I also believe individual actions matter. My blog and my book are largely focused on the small, daily changes that each of us might embrace for the sake of ourselves and our planet. But just as I know that using stainless steel straws or eschewing plastic in our individual homes are far from the only actions needed to change the course of climate change, I understand that the baby that I’m currently carrying will neither be responsible for the planet’s collapse, nor its saving.
Finding a way to combat climate change and overpopulation is something that I believe can and must be done—by each of us in our respective homes and by all of us through the politicians we collectively elect, the legislation we do and do not support, and the local and national policies we advocate for.
Likewise, I believe in respecting and supporting the choices and the bodies of those who bear and/or raise children. To shame, bully, or work to legislatively restrict the choices of those who have or are preparing to have children, in the name of environmental sustainability or any other value, is to come perilously close to the kind of thinking that has, historically and now, justified forced or coerced sterilization; eugenics; one-child policies; and infanticide, among other human rights abuses.

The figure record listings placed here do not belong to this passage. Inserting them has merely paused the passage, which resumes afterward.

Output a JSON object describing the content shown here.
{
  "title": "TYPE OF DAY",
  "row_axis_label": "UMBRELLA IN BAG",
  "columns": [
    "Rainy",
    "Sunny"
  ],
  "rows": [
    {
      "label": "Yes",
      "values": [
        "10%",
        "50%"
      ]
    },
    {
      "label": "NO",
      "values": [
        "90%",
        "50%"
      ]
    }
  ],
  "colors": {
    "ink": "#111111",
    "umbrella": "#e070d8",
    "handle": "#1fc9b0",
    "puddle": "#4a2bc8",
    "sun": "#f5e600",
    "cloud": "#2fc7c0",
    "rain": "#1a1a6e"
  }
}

We won’t win any of the environmental battles we face by demonizing personal choices. I remain as committed as ever to lightening my personal environmental footprint and I will continue to write about my own efforts on that front. I will also continue to acknowledge that what our planet and our populations most need is to upend the current systems wreaking havoc on the place we all call home. Finally, I will continue to nurture this child—and all of my children—in the very best way I know how.
I have decided to close comments on this post. I have shared my perspective in the essay above and I’m hopeful readers can respect my privacy.